Perasol slapped 3-game suspension


    COACH Bo Perasol paid a dear price for his failure to keep his emotions in check in University of the Philippines’ numbing 63-89 loss to defending two-time champion Ateneo in the 82nd UAAP basketball tournament last Sunday.

    Instead of a one-game suspension, the UAAP slapped Perasol with a three-game suspension for his actions in the Fighting Maroons’ highly-anticipated and highly-emotional finals rematch with the Blue Eagles.

    “After thorough review and careful deliberation made by the technical committee, we deemed it fit that the penalty of three-game suspension (be) handed to coach Bo Perasol for his actions in the game between Ateneo de Manila University and the University of the Philippines last Sunday,” UAAP basketball Commissioner Jensen Ilagan said in a statement yesterday.

    “Do acknowledge that similar actions of the same grain shall be dealt with similar penalties,” he added.

    Before a wild and roaring crowd of 19,861 at the Smart Araneta Coliseum, UP played without Perasol starting at the 6:23 mark of the third period, ejected after he charged referee Jaime Rivano Jr., ready to rumble over what he said was a non-call on Ateneo’s Angelo Kouame who had challenged Maroons reserve big man Jerson Prado’s inside shot.

    According to Art. 9.2.1 of the UAAP General Tournament Guidelines, 2019, “A student-athlete, coach, trainer, or team manager, team official or any accompanying delegation member who is disqualified, thrown out of or ejected from unsportsmanlike behavior from the game by the concerned game official shall not be allowed to play in the immediately succeeding game. Should said game be canceled, the suspension will be served in the game that immediately follows.”

    The additional two-game ban was meted on Perasol for committing “continuous flagrant acts of aggression” towards the game official after being restrained repeatedly by the team members.

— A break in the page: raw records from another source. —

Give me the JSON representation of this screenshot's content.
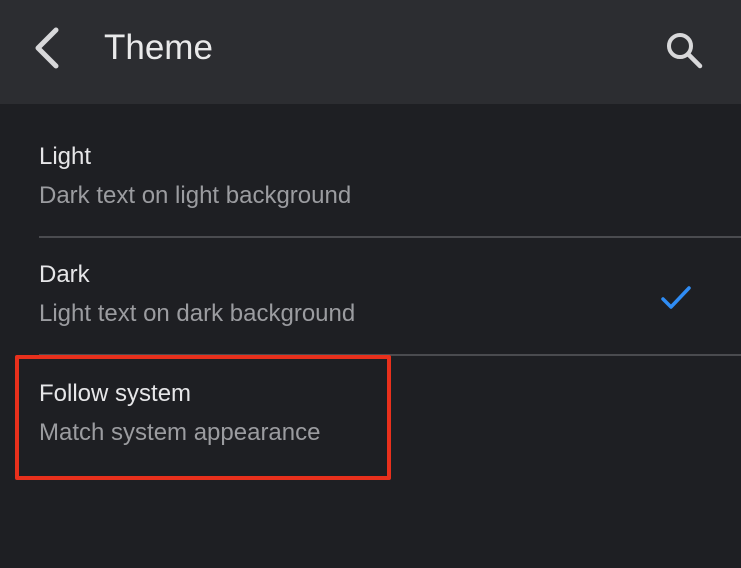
{
  "header": {
    "title": "Theme",
    "back_icon": "chevron-left-icon",
    "search_icon": "search-icon"
  },
  "options": [
    {
      "label": "Light",
      "description": "Dark text on light background",
      "selected": false
    },
    {
      "label": "Dark",
      "description": "Light text on dark background",
      "selected": true
    },
    {
      "label": "Follow system",
      "description": "Match system appearance",
      "selected": false
    }
  ],
  "colors": {
    "background": "#1e1f23",
    "topbar": "#2c2d31",
    "checkmark": "#2f8cf4",
    "highlight_border": "#e8301c"
  }
}
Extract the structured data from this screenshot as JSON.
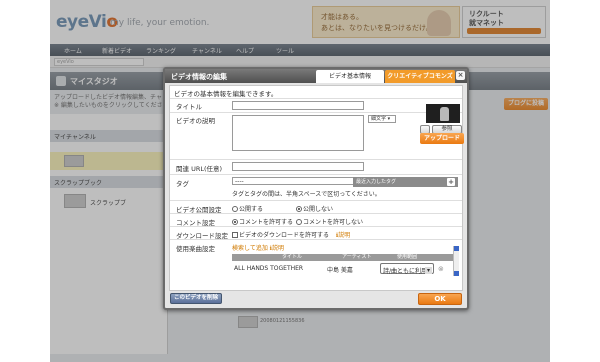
{
  "site": {
    "logo": "eyeVio",
    "logo_accent": "o",
    "tagline": "my life, your emotion.",
    "ad1_text": "才能はある。\nあとは、なりたいを見つけるだけ。",
    "ad2_text": "リクルート\n就マネット",
    "nav": [
      "ホーム",
      "新着ビデオ",
      "ランキング",
      "チャンネル",
      "ヘルプ",
      "ツール"
    ],
    "search_placeholder": "eyeVio",
    "studio_title": "マイスタジオ",
    "info_line": "アップロードしたビデオ情報編集、チャンネル作成",
    "info_line2": "※ 編集したいものをクリックしてください。",
    "left_headers": [
      "マイチャンネル",
      "スクラップブック"
    ],
    "left_item": "スクラップブ",
    "right_btn_1": "ブログに投稿",
    "bottom_code": "20080121155836",
    "colors": {
      "orange": "#ec7f18",
      "nav_dark": "#4b5560",
      "accent_blue": "#6b8fb2"
    }
  },
  "modal": {
    "title": "ビデオ情報の編集",
    "tabs": [
      "ビデオ基本情報",
      "クリエイティブコモンズ"
    ],
    "close": "×",
    "description": "ビデオの基本情報を編集できます。",
    "labels": {
      "title": "タイトル",
      "desc": "ビデオの説明",
      "url": "関連 URL(任意)",
      "tag": "タグ",
      "public": "ビデオ公開設定",
      "comment": "コメント設定",
      "download": "ダウンロード設定",
      "music": "使用楽曲設定"
    },
    "font_select": "細文字",
    "ref_button": "参照",
    "upload_button": "アップロード",
    "tag_value": "----",
    "tag_suggest": "最近入力したタグ",
    "tag_plus": "+",
    "tag_hint": "タグとタグの間は、半角スペースで区切ってください。",
    "public_options": [
      {
        "label": "公開する",
        "checked": false
      },
      {
        "label": "公開しない",
        "checked": true
      }
    ],
    "comment_options": [
      {
        "label": "コメントを許可する",
        "checked": true
      },
      {
        "label": "コメントを許可しない",
        "checked": false
      }
    ],
    "download_label": "ビデオのダウンロードを許可する",
    "download_checked": false,
    "download_link": "説明",
    "music_search": "検索して追加",
    "music_help": "説明",
    "music_columns": [
      "タイトル",
      "アーティスト",
      "使用範囲"
    ],
    "music_rows": [
      {
        "title": "ALL HANDS TOGETHER",
        "artist": "中島 美嘉",
        "scope": "詩/曲ともに利用"
      }
    ],
    "delete_button": "このビデオを削除",
    "ok_button": "OK"
  }
}
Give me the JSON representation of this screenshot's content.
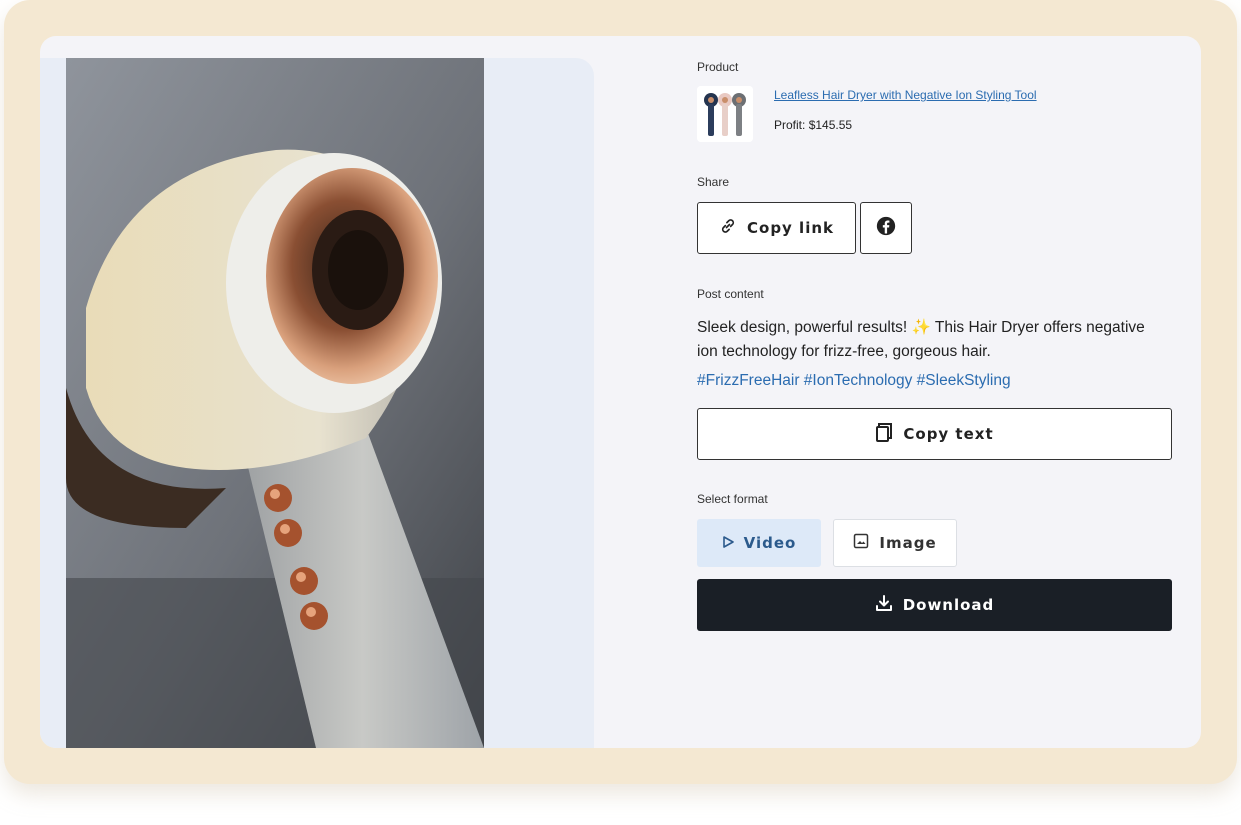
{
  "product": {
    "section_label": "Product",
    "name": "Leafless Hair Dryer with Negative Ion Styling Tool",
    "profit_label": "Profit:",
    "profit_value": "$145.55"
  },
  "share": {
    "section_label": "Share",
    "copy_link_label": "Copy link",
    "facebook_icon": "facebook-icon"
  },
  "post": {
    "section_label": "Post content",
    "text": "Sleek design, powerful results! ✨ This Hair Dryer offers negative ion technology for frizz-free, gorgeous hair.",
    "hashtags": "#FrizzFreeHair #IonTechnology #SleekStyling",
    "copy_text_label": "Copy text"
  },
  "format": {
    "section_label": "Select format",
    "options": [
      {
        "label": "Video",
        "icon": "play-icon",
        "selected": true
      },
      {
        "label": "Image",
        "icon": "image-icon",
        "selected": false
      }
    ]
  },
  "download_label": "Download",
  "colors": {
    "frame_bg": "#f4e8d2",
    "card_bg": "#f4f4f8",
    "link": "#2b6cb0",
    "primary_dark": "#1a1f26",
    "selected_bg": "#dde9f8"
  }
}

    Perasol, in his third year calling the shots for the Maroons, will serve his suspension in UP’s games against Far Eastern University on Oct. 6; University of the East on Oct. 12; and University of Santo Tomas on Oct. 16.

    At the end of the first round of the eliminations, the Maroons hold a 5-2 card behind the unbeaten Eagles, who have a 7-0 record.

    UP reached the Big Dance for the first time in 32 years last season but was swept by Ateneo in the finals.

    With the addition of prized transferees Kobe Paras and Ricci Rivero this year, the Maroons are expected to challenge the Eagles’ three-peat bid and end their long and agonizing 33-year title drought.